The data from the Together for Girls partnership gives us key information that we didn’t previously have, and showcases just how crucial sexual violence prevention is in combatting the spread of HIV. The PEPFAR-led DREAMS initiative (Determined, Resilient, Empowered, AIDS-free, Mentored, and Safe) —a groundbreaking public-private partnership working in ten African countries—has incorporated violence prevention and response as a critical component for HIV prevention among adolescent girls and young women. For the first time, we are seeing dramatic declines in new HIV diagnoses for adolescent girls. The latest data shows a 25-40 percent decline or greater in new HIV diagnoses among adolescent girls and young women in nearly two-thirds of the highest-HIV-burden communities implementing DREAMS. This offers hope that significant change is possible.

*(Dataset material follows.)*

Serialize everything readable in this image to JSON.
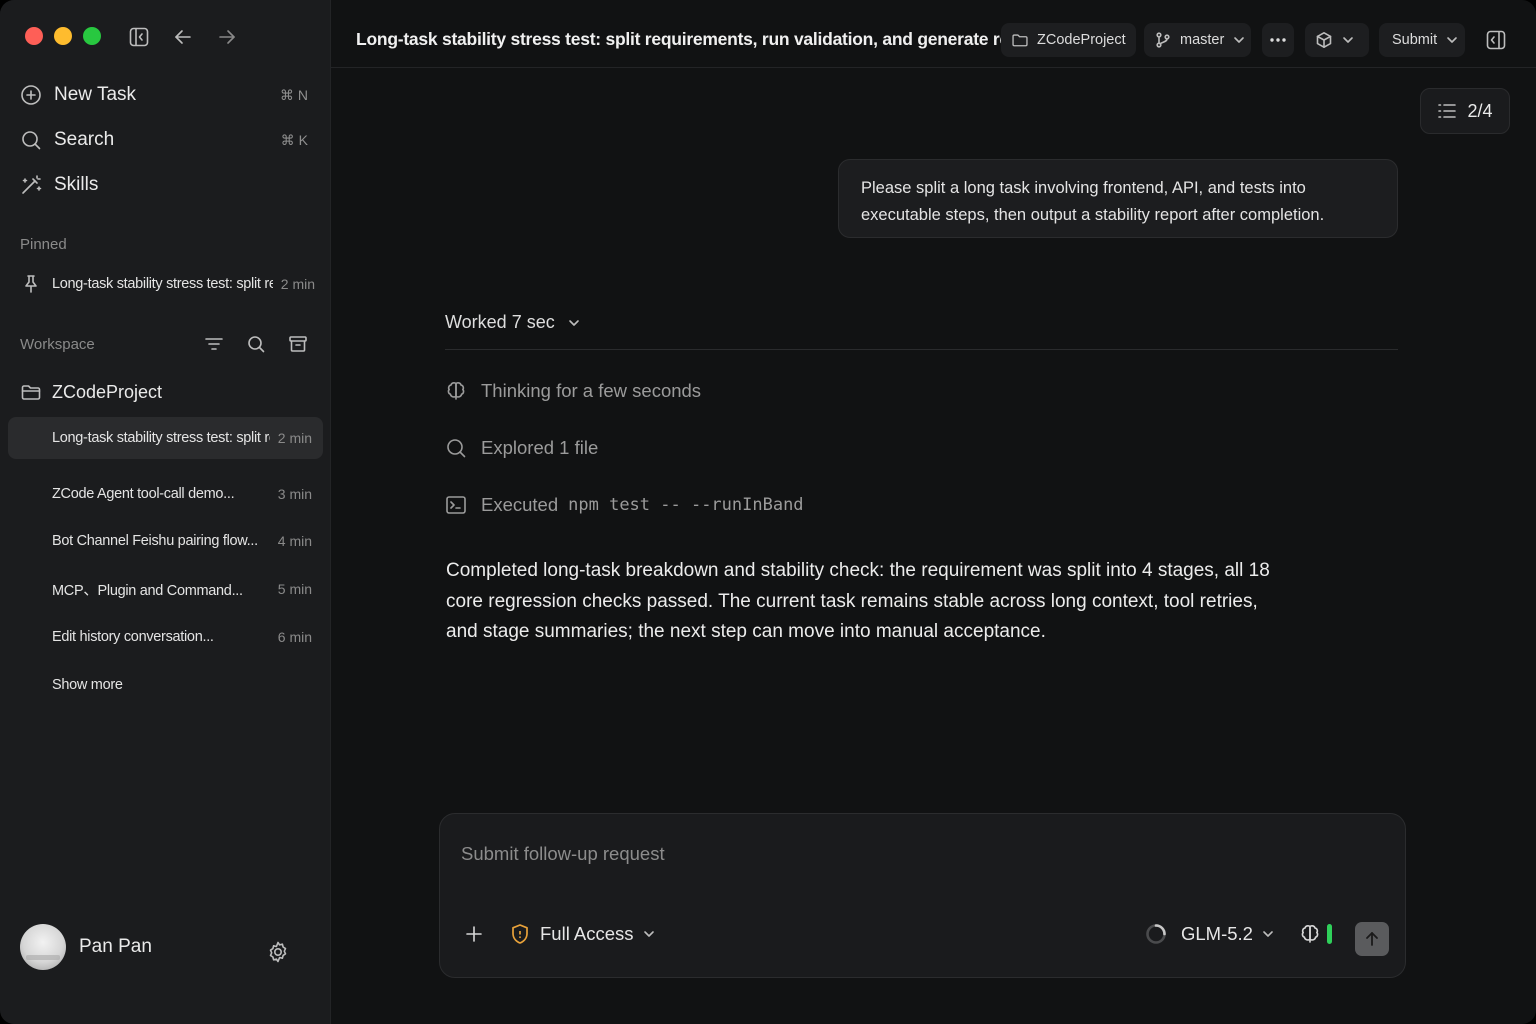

Through the power of partnership, we are closer than ever before to ending the HIV & AIDS epidemic. But we are at a crucial moment: there are currently 1.8 billion adolescents in the world, the largest cohort of young people in history. We cannot effectively prevent HIV among these young people unless we redouble our efforts to address violence prevention and response for adolescent girls. This is the moment to build on our successes, learn from our mistakes, and together, make the dream of an HIV-free generation a reality.